Isn’t funny how we talk about worship. Usually it’s as an adjective, as in, “I went to a worship service.” Or “The worship leader did nice job today.” Sometimes, worship becomes a noun – “The worship was great.” It just seems to me that we miss the very essence of worship when we use those terms. Here’s a different thought: Worship is a verb. It is an action word, something we engage in.
At its very essence, worship is the act of bowing down. Both the Old and New Testament make use of words that reflect that idea; humans humbling themselves before a superior being. And built into that concept is an even greater truth – that there is a God and humans are in relationship with Him. That truth is fundamental to human existence. We have been looking for a way to understand and relate to this Divine Being since the creation. What started out as a walk in the garden with Him, turned to fear and appeasement. We offered animals and other sacrifices instead of talking to Him as friend. The revolutionary idea that Jesus expressed in the gospel of John is that God is still seeking worshippers, not cringing subjects.
Here is what Jesus said, “Yet a time is coming and has now come when the true worshipers will worship the Father in spirit and truth, for they are the kind of worshipers the Father seeks. God is spirit, and his worshipers must worship in spirit and in truth.”
OK, so if worship is a verb, what does that mean? First, I don’t think worship means going to a certain building, at a certain time, on a certain day. Sure worship may happen there – individually and collectively – but just being there is not worship. I think worship is simply our spirit responding to His Truth.

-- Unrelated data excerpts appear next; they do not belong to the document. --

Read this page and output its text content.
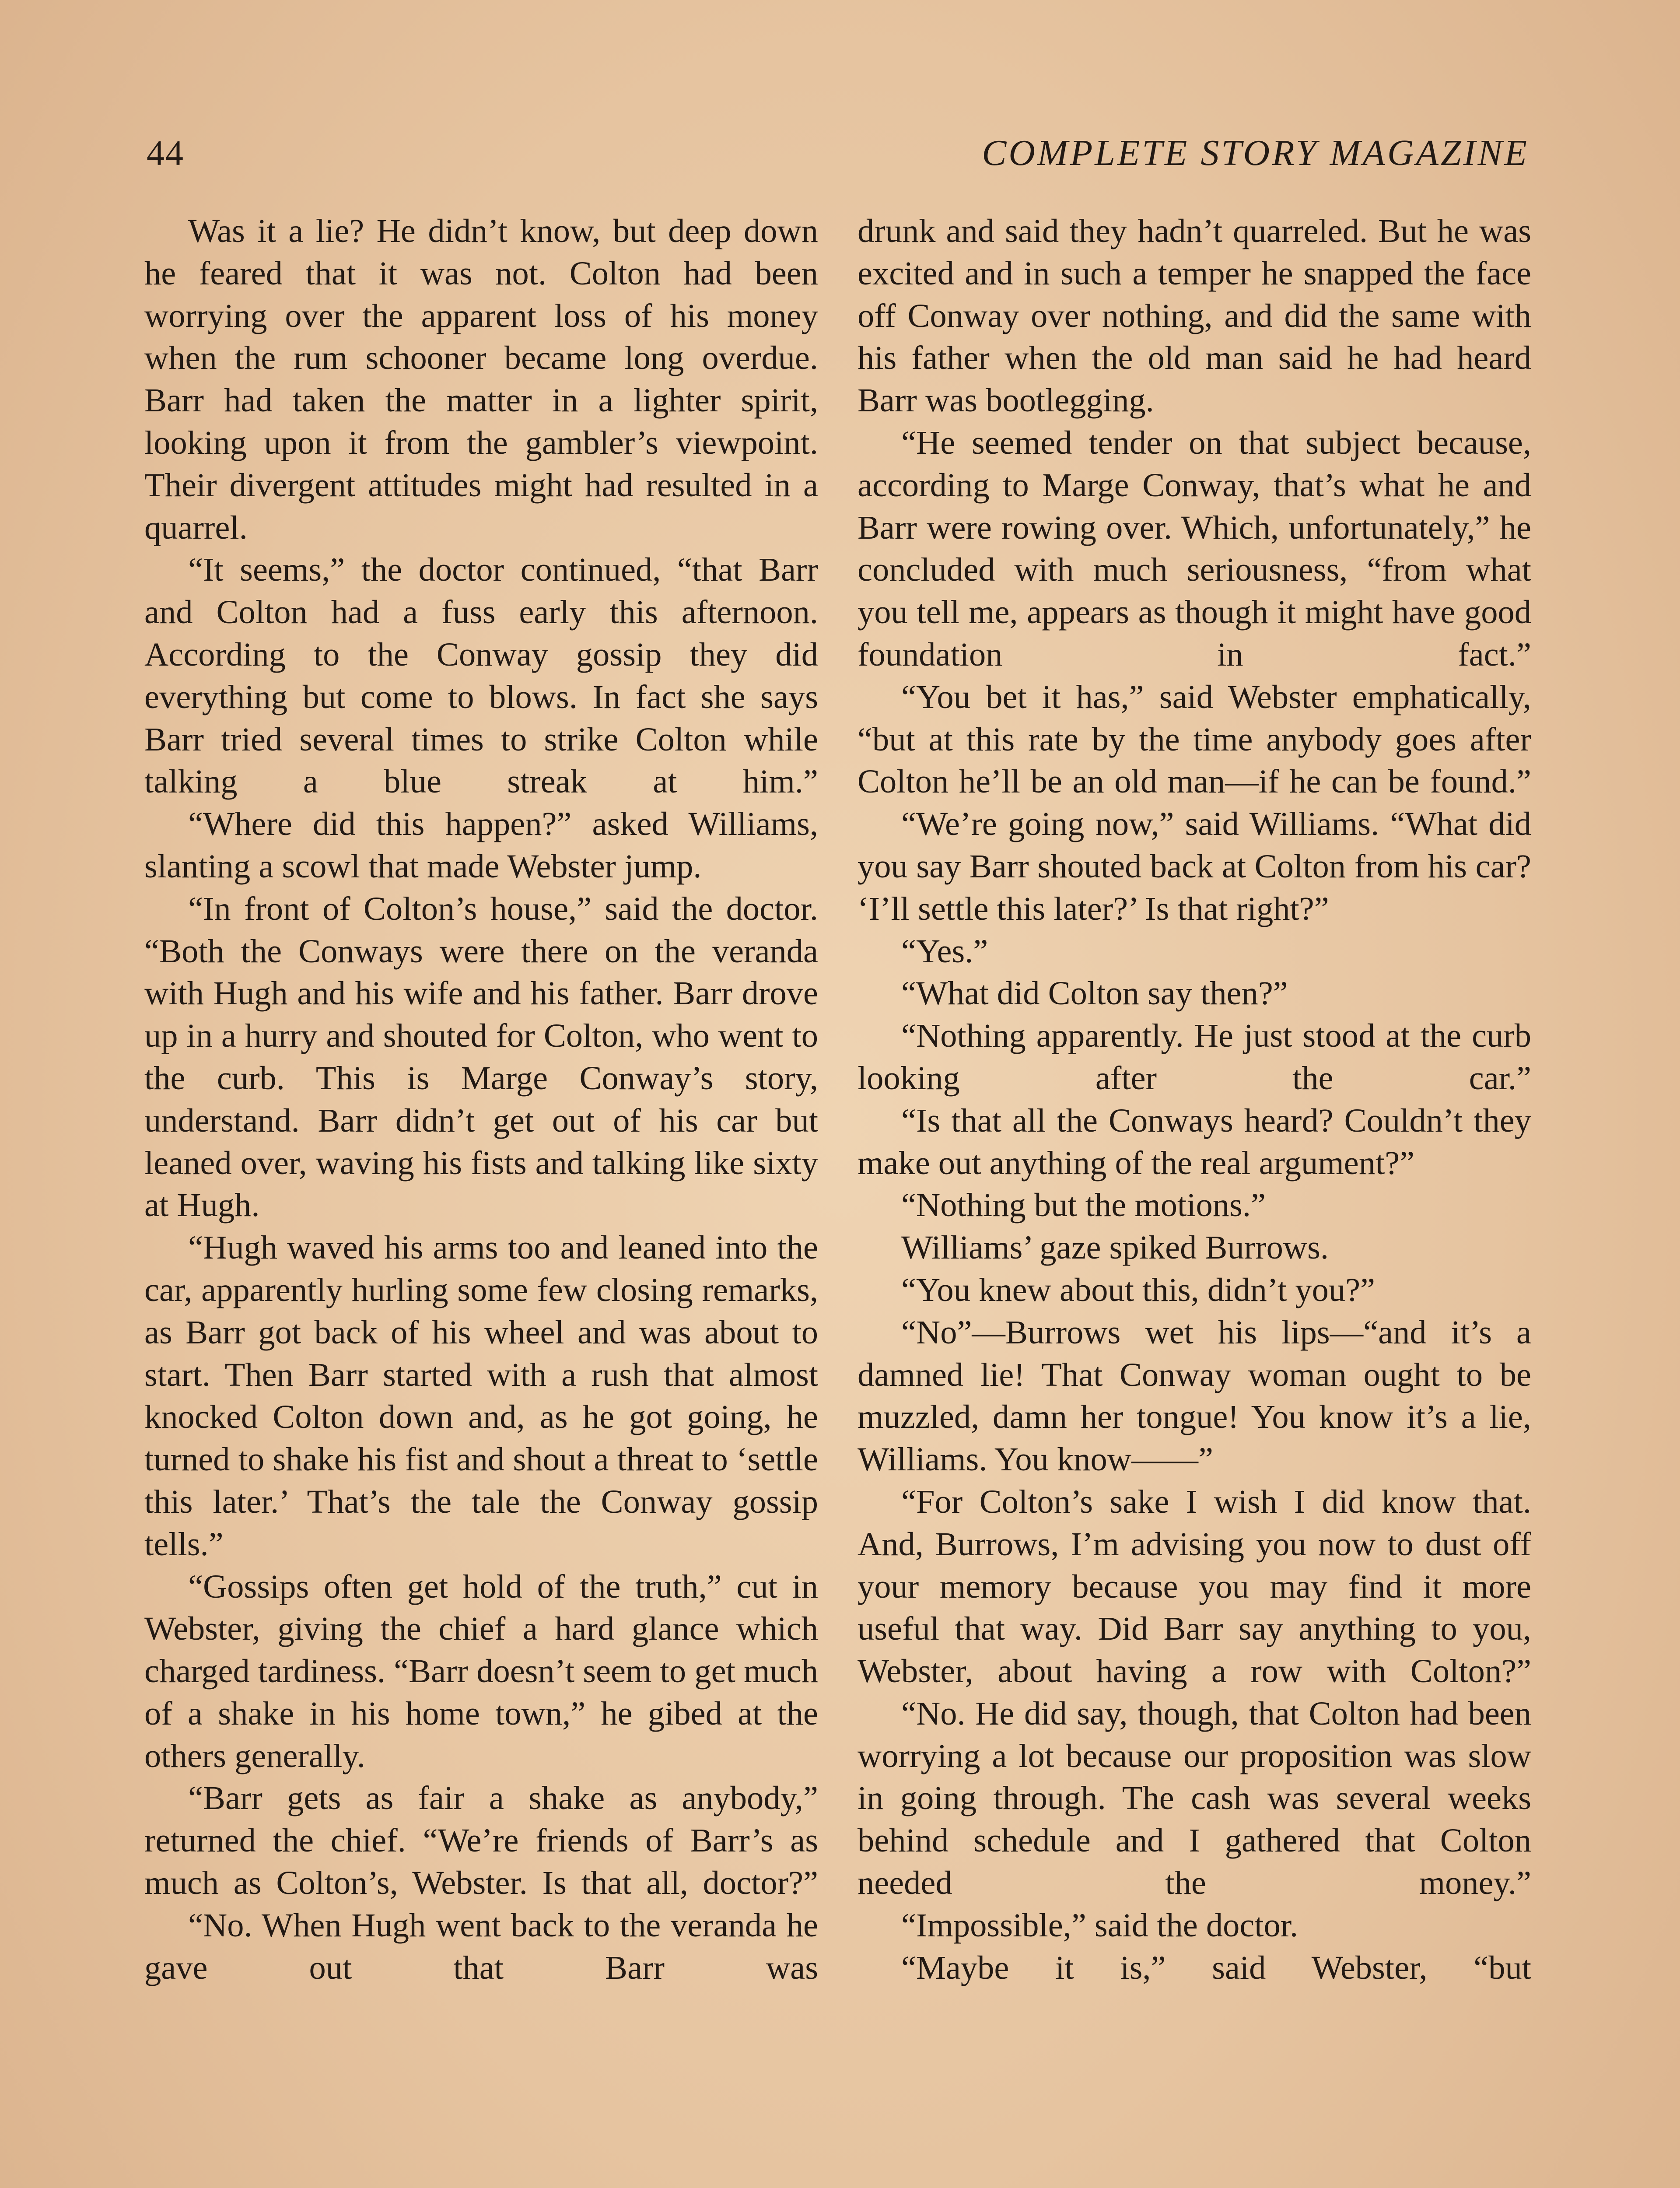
44	COMPLETE STORY MAGAZINE

Was it a lie? He didn’t know, but deep down he feared that it was not. Colton had been worrying over the apparent loss of his money when the rum schooner became long overdue. Barr had taken the matter in a lighter spirit, looking upon it from the gambler’s viewpoint. Their divergent attitudes might had resulted in a quarrel.

“It seems,” the doctor continued, “that Barr and Colton had a fuss early this afternoon. According to the Conway gossip they did everything but come to blows. In fact she says Barr tried several times to strike Colton while talking a blue streak at him.”

“Where did this happen?” asked Williams, slanting a scowl that made Webster jump.

“In front of Colton’s house,” said the doctor. “Both the Conways were there on the veranda with Hugh and his wife and his father. Barr drove up in a hurry and shouted for Colton, who went to the curb. This is Marge Conway’s story, understand. Barr didn’t get out of his car but leaned over, waving his fists and talking like sixty at Hugh.

“Hugh waved his arms too and leaned into the car, apparently hurling some few closing remarks, as Barr got back of his wheel and was about to start. Then Barr started with a rush that almost knocked Colton down and, as he got going, he turned to shake his fist and shout a threat to ‘settle this later.’ That’s the tale the Conway gossip tells.”

“Gossips often get hold of the truth,” cut in Webster, giving the chief a hard glance which charged tardiness. “Barr doesn’t seem to get much of a shake in his home town,” he gibed at the others generally.

“Barr gets as fair a shake as anybody,” returned the chief. “We’re friends of Barr’s as much as Colton’s, Webster. Is that all, doctor?”

“No. When Hugh went back to the veranda he gave out that Barr was

drunk and said they hadn’t quarreled. But he was excited and in such a temper he snapped the face off Conway over nothing, and did the same with his father when the old man said he had heard Barr was bootlegging.

“He seemed tender on that subject because, according to Marge Conway, that’s what he and Barr were rowing over. Which, unfortunately,” he concluded with much seriousness, “from what you tell me, appears as though it might have good foundation in fact.”

“You bet it has,” said Webster emphatically, “but at this rate by the time anybody goes after Colton he’ll be an old man—if he can be found.”

“We’re going now,” said Williams. “What did you say Barr shouted back at Colton from his car? ‘I’ll settle this later?’ Is that right?”

“Yes.”

“What did Colton say then?”

“Nothing apparently. He just stood at the curb looking after the car.”

“Is that all the Conways heard? Couldn’t they make out anything of the real argument?”

“Nothing but the motions.”

Williams’ gaze spiked Burrows.

“You knew about this, didn’t you?”

“No”—Burrows wet his lips—“and it’s a damned lie! That Conway woman ought to be muzzled, damn her tongue! You know it’s a lie, Williams. You know——”

“For Colton’s sake I wish I did know that. And, Burrows, I’m advising you now to dust off your memory because you may find it more useful that way. Did Barr say anything to you, Webster, about having a row with Colton?”

“No. He did say, though, that Colton had been worrying a lot because our proposition was slow in going through. The cash was several weeks behind schedule and I gathered that Colton needed the money.”

“Impossible,” said the doctor.

“Maybe it is,” said Webster, “but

God has initiated a conversation with people not based on fear but on truth; a conversation about our position and place in the universe; an understanding of who He is and who we are. He is still greater and superior to humans and we still need to bow down, but we do it out of respect, awe and admiration. We come to Him not with animals or grain or ritual, but with our hearts poured out to Him. We come giving Him our human essence, our spirit, seeking its rightful and restful place with Him.
There is only one basis for spiritual and true worship of God – that is the life-restoring death and resurrection of Jesus. His one life won for us true life. We no longer need to fear God. We no longer need to appease God. We no longer need to satisfy a divinely justified anger at our offense. All these things were wrapped up in His death garment and destroyed by His resurrection power. We worship in awe, adoration and admiration in response to this great initiative – to His great Giving.
So we just say “WOW, Thank You!” in the most genuine, heart-felt way we know how. It may be formal ritual or informal gatherings; it may be singing or sitting quietly; it may be dancing or kneeling; it may be shouting or laughing or crying. It really doesn’t matter what form it takes, it just needs to be true. It needs to be the very center of our soul reaching, stretching, longing towards the Center of our Soul.